Adibe, who was a guest on the Arise News channel programme, The Morning Show, yesterday, recalled that there was a time when the country relatively did better, but that reports from Reporters Without Borders have always shown concerns about the environment of the press freedom in Nigeria.

According to him, “From 1991 when the World Press Freedom day originated in Windhoek, Namibia, till date, a lot of things have happened and a lot of African countries have done extremely well in terms of freedom, but the environment is somehow deteriorating. If you look at Namibia that hosted it then, the emphasis was on print media.

“At that time, you could hardly count the number of African countries where press freedom was given high mark. If you look at the 2021 index, Nigeria moved down from 115 position out of 180 in 2020 to 120. By then, Ghana was ranked 30 better than the United Kingdom which ranked at 34. Namibia is the best performing and ranked 24, just one step down from its ranking in 2021.

“From other reports from Reporters Without Borders, they will always express concern about the environment of the press freedom in Nigeria. Virtually all the indices of development going southwards in the country, it’s been all about deterioration. Indeed, there was a time we did relatively better, but now, 120 out of 180 countries, you could say you are still better than 60 countries, but that is not enough. Senegal is ranked higher than us, so it’s really a source of concern.”

Speaking on the theme of the day: ‘Information as a Public Good’, he described free speech as something that should be promoted, which is vital in discovering the truth, and that freedom of expression should be cherished on its own.

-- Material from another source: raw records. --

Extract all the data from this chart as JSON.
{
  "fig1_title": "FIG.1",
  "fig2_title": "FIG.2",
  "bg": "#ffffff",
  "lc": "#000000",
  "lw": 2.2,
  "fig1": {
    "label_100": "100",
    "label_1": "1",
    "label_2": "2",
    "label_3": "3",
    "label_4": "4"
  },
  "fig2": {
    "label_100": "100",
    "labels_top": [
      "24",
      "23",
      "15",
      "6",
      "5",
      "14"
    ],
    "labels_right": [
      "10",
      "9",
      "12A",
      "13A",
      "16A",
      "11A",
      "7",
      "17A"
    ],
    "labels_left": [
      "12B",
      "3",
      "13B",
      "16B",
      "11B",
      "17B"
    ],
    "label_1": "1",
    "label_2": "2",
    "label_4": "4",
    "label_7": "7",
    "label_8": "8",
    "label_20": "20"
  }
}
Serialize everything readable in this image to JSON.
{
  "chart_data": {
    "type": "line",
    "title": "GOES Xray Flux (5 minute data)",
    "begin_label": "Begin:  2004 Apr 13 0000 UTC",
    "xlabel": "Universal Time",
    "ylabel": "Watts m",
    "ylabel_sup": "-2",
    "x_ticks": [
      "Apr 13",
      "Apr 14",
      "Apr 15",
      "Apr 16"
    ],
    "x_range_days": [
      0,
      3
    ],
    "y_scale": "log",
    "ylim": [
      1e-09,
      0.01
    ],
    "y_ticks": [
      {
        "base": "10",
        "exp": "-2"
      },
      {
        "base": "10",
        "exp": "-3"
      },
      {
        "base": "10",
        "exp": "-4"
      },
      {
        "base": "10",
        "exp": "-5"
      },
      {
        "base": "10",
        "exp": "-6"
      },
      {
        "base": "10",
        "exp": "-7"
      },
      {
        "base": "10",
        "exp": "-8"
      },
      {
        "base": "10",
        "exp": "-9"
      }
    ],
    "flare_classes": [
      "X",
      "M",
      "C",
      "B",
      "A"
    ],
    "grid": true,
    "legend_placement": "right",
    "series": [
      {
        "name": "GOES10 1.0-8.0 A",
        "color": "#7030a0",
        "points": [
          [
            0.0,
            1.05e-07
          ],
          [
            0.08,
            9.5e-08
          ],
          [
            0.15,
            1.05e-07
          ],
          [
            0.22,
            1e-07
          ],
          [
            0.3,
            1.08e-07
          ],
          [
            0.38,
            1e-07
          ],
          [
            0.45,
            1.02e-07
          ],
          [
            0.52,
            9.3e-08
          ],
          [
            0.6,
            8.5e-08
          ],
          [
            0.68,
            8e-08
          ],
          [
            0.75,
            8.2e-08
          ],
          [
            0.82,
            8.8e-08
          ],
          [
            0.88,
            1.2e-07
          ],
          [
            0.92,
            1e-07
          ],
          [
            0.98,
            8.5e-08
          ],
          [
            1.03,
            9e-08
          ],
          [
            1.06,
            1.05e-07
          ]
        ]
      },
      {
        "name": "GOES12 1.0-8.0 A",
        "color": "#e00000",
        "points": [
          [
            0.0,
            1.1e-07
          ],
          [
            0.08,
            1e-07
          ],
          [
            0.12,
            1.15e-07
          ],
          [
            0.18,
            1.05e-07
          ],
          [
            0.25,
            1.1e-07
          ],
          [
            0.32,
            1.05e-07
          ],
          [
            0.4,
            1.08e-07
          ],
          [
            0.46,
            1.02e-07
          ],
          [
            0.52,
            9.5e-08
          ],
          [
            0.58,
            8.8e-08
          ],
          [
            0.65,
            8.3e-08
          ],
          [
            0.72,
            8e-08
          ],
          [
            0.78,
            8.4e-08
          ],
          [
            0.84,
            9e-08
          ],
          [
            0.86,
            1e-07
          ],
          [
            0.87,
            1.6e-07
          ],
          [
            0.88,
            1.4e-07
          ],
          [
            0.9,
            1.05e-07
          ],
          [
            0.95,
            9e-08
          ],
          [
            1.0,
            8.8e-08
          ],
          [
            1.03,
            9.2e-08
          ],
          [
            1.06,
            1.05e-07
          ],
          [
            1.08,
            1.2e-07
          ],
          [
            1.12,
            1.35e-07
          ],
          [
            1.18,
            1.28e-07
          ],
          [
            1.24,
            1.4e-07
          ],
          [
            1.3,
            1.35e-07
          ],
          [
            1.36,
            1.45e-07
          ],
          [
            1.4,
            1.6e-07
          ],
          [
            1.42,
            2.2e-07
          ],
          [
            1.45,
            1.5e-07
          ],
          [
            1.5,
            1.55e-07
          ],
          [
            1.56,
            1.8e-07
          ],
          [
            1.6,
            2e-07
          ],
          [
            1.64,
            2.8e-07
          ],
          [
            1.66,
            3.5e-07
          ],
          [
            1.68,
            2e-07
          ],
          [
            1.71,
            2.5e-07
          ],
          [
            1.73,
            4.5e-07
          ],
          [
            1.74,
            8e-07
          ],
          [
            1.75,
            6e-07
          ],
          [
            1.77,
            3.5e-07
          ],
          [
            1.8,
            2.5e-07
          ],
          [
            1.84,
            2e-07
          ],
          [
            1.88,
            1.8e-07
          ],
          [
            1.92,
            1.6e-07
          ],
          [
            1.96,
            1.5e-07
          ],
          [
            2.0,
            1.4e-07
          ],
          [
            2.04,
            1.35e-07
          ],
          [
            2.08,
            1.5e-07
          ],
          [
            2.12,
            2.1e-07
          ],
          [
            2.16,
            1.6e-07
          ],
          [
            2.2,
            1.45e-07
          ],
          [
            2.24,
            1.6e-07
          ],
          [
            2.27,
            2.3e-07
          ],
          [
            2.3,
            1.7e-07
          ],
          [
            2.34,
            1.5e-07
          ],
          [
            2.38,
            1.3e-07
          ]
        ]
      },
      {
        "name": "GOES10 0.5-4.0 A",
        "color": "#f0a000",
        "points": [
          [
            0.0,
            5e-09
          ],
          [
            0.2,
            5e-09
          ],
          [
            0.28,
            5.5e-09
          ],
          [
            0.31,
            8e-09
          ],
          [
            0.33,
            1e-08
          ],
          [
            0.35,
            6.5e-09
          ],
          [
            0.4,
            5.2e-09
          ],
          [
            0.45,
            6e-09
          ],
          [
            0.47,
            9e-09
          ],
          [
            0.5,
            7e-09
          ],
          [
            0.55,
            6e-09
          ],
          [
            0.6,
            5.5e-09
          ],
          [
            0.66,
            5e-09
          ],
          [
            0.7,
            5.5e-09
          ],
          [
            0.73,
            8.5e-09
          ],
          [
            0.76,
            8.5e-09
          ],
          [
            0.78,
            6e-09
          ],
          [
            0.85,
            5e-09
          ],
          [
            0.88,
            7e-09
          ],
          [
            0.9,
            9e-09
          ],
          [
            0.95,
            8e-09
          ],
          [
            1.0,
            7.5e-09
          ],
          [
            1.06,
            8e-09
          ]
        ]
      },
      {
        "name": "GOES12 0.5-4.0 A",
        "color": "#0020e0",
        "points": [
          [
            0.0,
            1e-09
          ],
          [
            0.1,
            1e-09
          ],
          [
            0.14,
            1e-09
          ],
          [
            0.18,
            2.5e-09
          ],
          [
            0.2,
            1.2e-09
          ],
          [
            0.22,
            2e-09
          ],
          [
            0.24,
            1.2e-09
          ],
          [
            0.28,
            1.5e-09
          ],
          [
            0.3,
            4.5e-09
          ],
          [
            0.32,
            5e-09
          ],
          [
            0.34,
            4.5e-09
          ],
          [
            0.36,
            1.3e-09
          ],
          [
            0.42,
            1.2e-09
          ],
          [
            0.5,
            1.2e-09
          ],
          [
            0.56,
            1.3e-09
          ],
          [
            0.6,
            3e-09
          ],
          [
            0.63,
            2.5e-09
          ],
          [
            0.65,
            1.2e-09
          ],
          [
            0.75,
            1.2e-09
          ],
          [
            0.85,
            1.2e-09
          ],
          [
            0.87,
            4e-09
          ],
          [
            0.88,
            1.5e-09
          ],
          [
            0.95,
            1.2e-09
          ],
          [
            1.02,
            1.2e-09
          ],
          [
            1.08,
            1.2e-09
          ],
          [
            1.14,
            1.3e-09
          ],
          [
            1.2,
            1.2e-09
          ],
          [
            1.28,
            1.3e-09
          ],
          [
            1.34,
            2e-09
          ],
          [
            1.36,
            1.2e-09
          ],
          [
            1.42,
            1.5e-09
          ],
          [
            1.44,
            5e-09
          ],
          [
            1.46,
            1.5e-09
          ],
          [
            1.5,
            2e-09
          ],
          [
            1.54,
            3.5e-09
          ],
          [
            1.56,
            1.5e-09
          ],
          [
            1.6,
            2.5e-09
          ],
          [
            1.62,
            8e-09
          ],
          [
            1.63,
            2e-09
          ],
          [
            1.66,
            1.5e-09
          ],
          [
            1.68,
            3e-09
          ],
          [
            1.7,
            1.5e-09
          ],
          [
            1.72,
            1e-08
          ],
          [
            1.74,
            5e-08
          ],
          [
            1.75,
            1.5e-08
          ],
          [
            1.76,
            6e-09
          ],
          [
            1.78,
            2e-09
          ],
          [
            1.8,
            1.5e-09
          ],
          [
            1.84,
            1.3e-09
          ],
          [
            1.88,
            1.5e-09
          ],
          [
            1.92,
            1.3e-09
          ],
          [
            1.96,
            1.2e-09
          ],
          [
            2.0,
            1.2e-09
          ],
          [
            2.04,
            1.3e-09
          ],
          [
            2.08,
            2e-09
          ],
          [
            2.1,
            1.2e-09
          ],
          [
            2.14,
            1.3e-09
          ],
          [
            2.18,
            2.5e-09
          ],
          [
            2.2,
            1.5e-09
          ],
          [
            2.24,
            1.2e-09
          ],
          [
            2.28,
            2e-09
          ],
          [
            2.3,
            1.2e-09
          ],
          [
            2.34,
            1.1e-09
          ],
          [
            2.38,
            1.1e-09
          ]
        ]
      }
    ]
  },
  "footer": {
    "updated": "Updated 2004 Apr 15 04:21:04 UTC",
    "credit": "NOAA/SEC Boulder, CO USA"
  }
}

According to him, “When you have freedom of expression, the people will become effective participants in the democratic process; although there has been a huge distrust on the part of the government, the only way to ensure that the government does not trample on the right of the press is to ensure unfettered freedom of speech which is also the first amendment in the United States Constitution.”

When his view was sought on the statement credited to President Muhammadu Buhari and the Senate President, Dr. Ahmed Lawal, that journalists should practice responsible journalism, the don said: “We do know that there is something called responsible journalism, but the state is distrusted, you cannot expect a state that is very distrusted to preach responsible journalism to you. If some of the media professionals from Lai Mohammed, Femi Adesina and Garuba Shehu come to make a speech, you don’t expect them to be against the government, you might as well turn off your television set because you know what they would say. In that sense, they must living up to the expectation, and let opposition interrogate them and boldly tell it to them when they fail. In Africa, ‘big men’ don’t like to be criticised, and when they criticised them, it becomes a different thing.”